Number 12 – Weights Size. How much is the correct amount. Well before we get there you need to understand how the entire rig changes the dynamics of how deep it will go as opposed to only weight. Just as a for instance planners don’t weigh much but the shape they are drive them down pretty deep pretty quickly. So if you have something streamlined it may not take as much weight to get it where you want it as opposed to say an umbrella rig that tends to fly in the water. Also, for things like umbrellas the umbrella itself has a weight as does the lure you tie in so all of those add to the account. How far back you run and at what speed also changes the mix. At some point you just have to hit bottom enough while knowing how deep that bottom is to know how deep you are actually running. Logging that combination you will start to see a trend.
Number 13 – Weights Location. Of course this also depends on what kind of rig you are running but here is my general rules of thumb. For umbrellas I usually hook the weight directly to the umbrella with no leader. For Tandems I have a heavier of the two on a six foot leader and the lighter of the two on a separate leader back at least four more feet. For singles I will often put them in a three way heavy teardrop say 32 – 48 ounce where the weight will bounce on the bottom with a 3 foot leader to the weight and then a 6 foot leader back to whatever I am fishing.
Number 14 – Weights shape. For trolling I like the cigar shaped weights but will settle for the standard inline weights. I wouldn’t go out to buy more just because they are not a specific shape but if you are trying to get your overall score up the cigar shape makes less interference and are likely more invisible to the fish. I just talked about the teardrop type for bouncing and for tandems I like the ones that already have the 3 way swivel connected.

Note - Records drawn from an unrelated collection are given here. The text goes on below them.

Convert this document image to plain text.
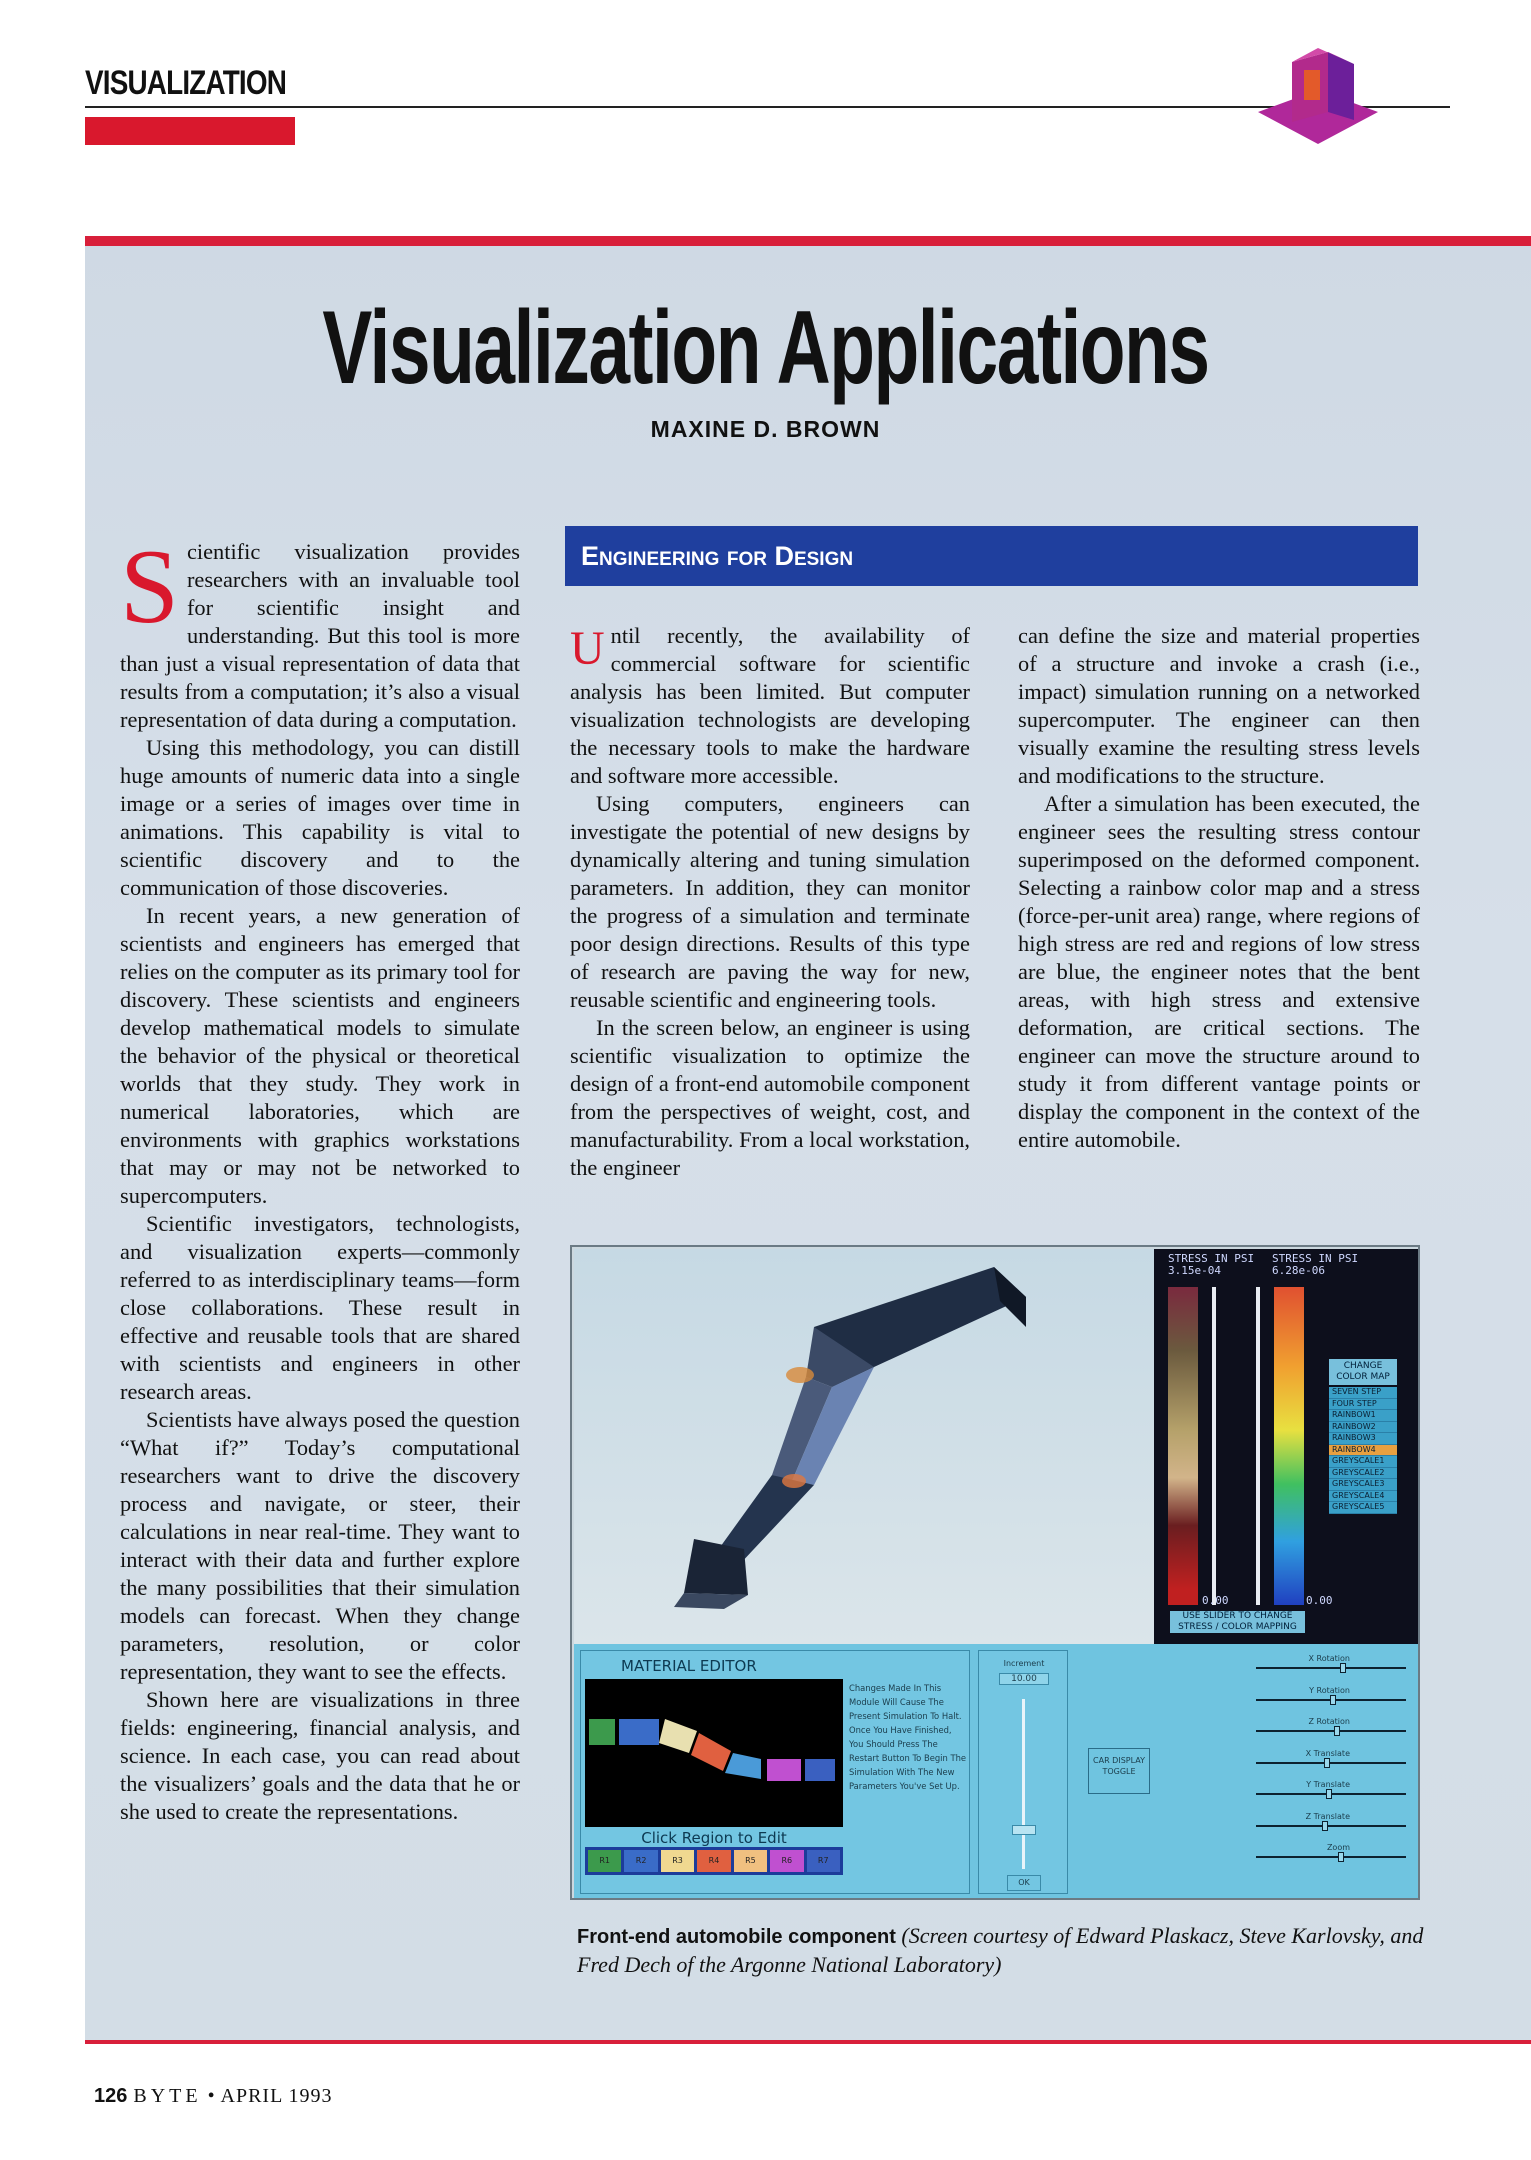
VISUALIZATION
Visualization Applications
MAXINE D. BROWN

Scientific visualization provides researchers with an invaluable tool for scientific insight and understanding. But this tool is more than just a visual representation of data that results from a computation; it’s also a visual representation of data during a computation.

Using this methodology, you can distill huge amounts of numeric data into a single image or a series of images over time in animations. This capability is vital to scientific discovery and to the communication of those discoveries.

In recent years, a new generation of scientists and engineers has emerged that relies on the computer as its primary tool for discovery. These scientists and engineers develop mathematical models to simulate the behavior of the physical or theoretical worlds that they study. They work in numerical laboratories, which are environments with graphics workstations that may or may not be networked to supercomputers.

Scientific investigators, technologists, and visualization experts—commonly referred to as interdisciplinary teams—form close collaborations. These result in effective and reusable tools that are shared with scientists and engineers in other research areas.

Scientists have always posed the question “What if?” Today’s computational researchers want to drive the discovery process and navigate, or steer, their calculations in near real-time. They want to interact with their data and further explore the many possibilities that their simulation models can forecast. When they change parameters, resolution, or color representation, they want to see the effects.

Shown here are visualizations in three fields: engineering, financial analysis, and science. In each case, you can read about the visualizers’ goals and the data that he or she used to create the representations.

Engineering for Design

Until recently, the availability of commercial software for scientific analysis has been limited. But computer visualization technologists are developing the necessary tools to make the hardware and software more accessible.

Using computers, engineers can investigate the potential of new designs by dynamically altering and tuning simulation parameters. In addition, they can monitor the progress of a simulation and terminate poor design directions. Results of this type of research are paving the way for new, reusable scientific and engineering tools.

In the screen below, an engineer is using scientific visualization to optimize the design of a front-end automobile component from the perspectives of weight, cost, and manufacturability. From a local workstation, the engineer

can define the size and material properties of a structure and invoke a crash (i.e., impact) simulation running on a networked supercomputer. The engineer can then visually examine the resulting stress levels and modifications to the structure.

After a simulation has been executed, the engineer sees the resulting stress contour superimposed on the deformed component. Selecting a rainbow color map and a stress (force-per-unit area) range, where regions of high stress are red and regions of low stress are blue, the engineer notes that the bent areas, with high stress and extensive deformation, are critical sections. The engineer can move the structure around to study it from different vantage points or display the component in the context of the entire automobile.

STRESS IN PSI
3.15e-04
STRESS IN PSI
6.28e-06
0.00	0.00
CHANGE COLOR MAP
SEVEN STEP
FOUR STEP
RAINBOW1
RAINBOW2
RAINBOW3
RAINBOW4
GREYSCALE1
GREYSCALE2
GREYSCALE3
GREYSCALE4
GREYSCALE5
USE SLIDER TO CHANGE STRESS / COLOR MAPPING
MATERIAL EDITOR
Click Region to Edit
R1	R2	R3	R4	R5	R6	R7
Changes Made In This Module Will Cause The Present Simulation To Halt. Once You Have Finished, You Should Press The Restart Button To Begin The Simulation With The New Parameters You've Set Up.
Increment
10.00
OK
CAR DISPLAY TOGGLE
X Rotation
Y Rotation
Z Rotation
X Translate
Y Translate
Z Translate
Zoom
Front-end automobile component (Screen courtesy of Edward Plaskacz, Steve Karlovsky, and Fred Dech of the Argonne National Laboratory)
126 BYTE • APRIL 1993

Number 15 – Knots, well here we go again with completely my opinion but I like the Uni-Knot most for all uses. I lost a ton of gear over the years tying the various other knots. I went to Green Top to even change my line because I thought it was breaking. The person behind the counter convinced me it was my knot tying skills. Now without question the line I was using which was braid is certainly more finicky than other types but the uni knot on every instance has never failed. I go to this site for all my knot tying information.
Number 16 – Line types, I use braided, fluorocarbon, and mono, they all have their uses and they are all usable in the correct place. Braid is strong but rigid, takes up very little space on the reel so you can spool a lot of yards on a small reel. Mono has been around a ton of years and is very dependable in most applications. Mono has a bit of give not like a leader but enough not break at an instant pull. Fluro is similar to mono looks but is great because it is virtually invisible to the fish so in high light days you are more likely to catch fish than with mono. Fluro certainly costs more so I tend to buy it as leader rather than spool up a reel.
Number 17 – Leader types, mono, fluorocarbon, and wire are the main ones to discuss. Now I am talking about dedicated purchased leader and not just reeling off some spool you have in the box. Dedicated leader is purpose built to stretch with just a few feet which is great when you have a 20# leader and 50# main line. That stretch in the leader will land you more fish than just adding a 20# mono line that is designed to stretch at great lengths but not short lengths like you would be adding to a main line.
Number 18 – Bait Size, another controversial subject that I fall into the camp of the smaller of the two sizes you are thinking of is likely the best. “Match the hatch” is a well known phrase that all good fishermen live by which means what size is the bait the stipers eating should be an indication of what size bait they are looking for. So if you catch one, open him up and look at what is in his stomach. If it is a 5 inch bunker then put on 5 inch swim baits. I also like the saying that “Elephants eat peanuts” meaning fish will eat something smaller than they are searching for more often than something bigger. I have everything from 12 inch swim to 3 inch. Anymore I usually am at 5 leaning towards the 3 inch version.
Number 19 – Crippled Alewive vs. Rapala, Well I like them both when fishing is slow while trolling. You can add either one way back behind your other rigs and let it just be there. I have definitely caught some of the biggest fish I have landed using both of this lures. Many people don’t like them and most try to use more than one at a time. Having two is like having wives, one is great, two is completely destined for failure.
Number 20 – The deadman of we affectionately call it the Joe line. Wow what a system. I am adding a pic because most of you will just lose your mind. But, my buddy Virgil confessed after one day of fishing that when he got home he was going to throw away all of his rod-n-reels. That is just how good this system works.
The deadman is a series of weights you just tie one end to the lure (usually an umbrella rig) and the other to the boat. So you have 25 feet of rope to a 1 or 2 pound inline weight to 25 feet of 100# mono to a 32 oz inline weight to 25 feet of 100# mono to a swivel hook. I
I think this thing works so well because it is deep under the boat directly under the prop wash. It is a tremendous weapon in the tool chest.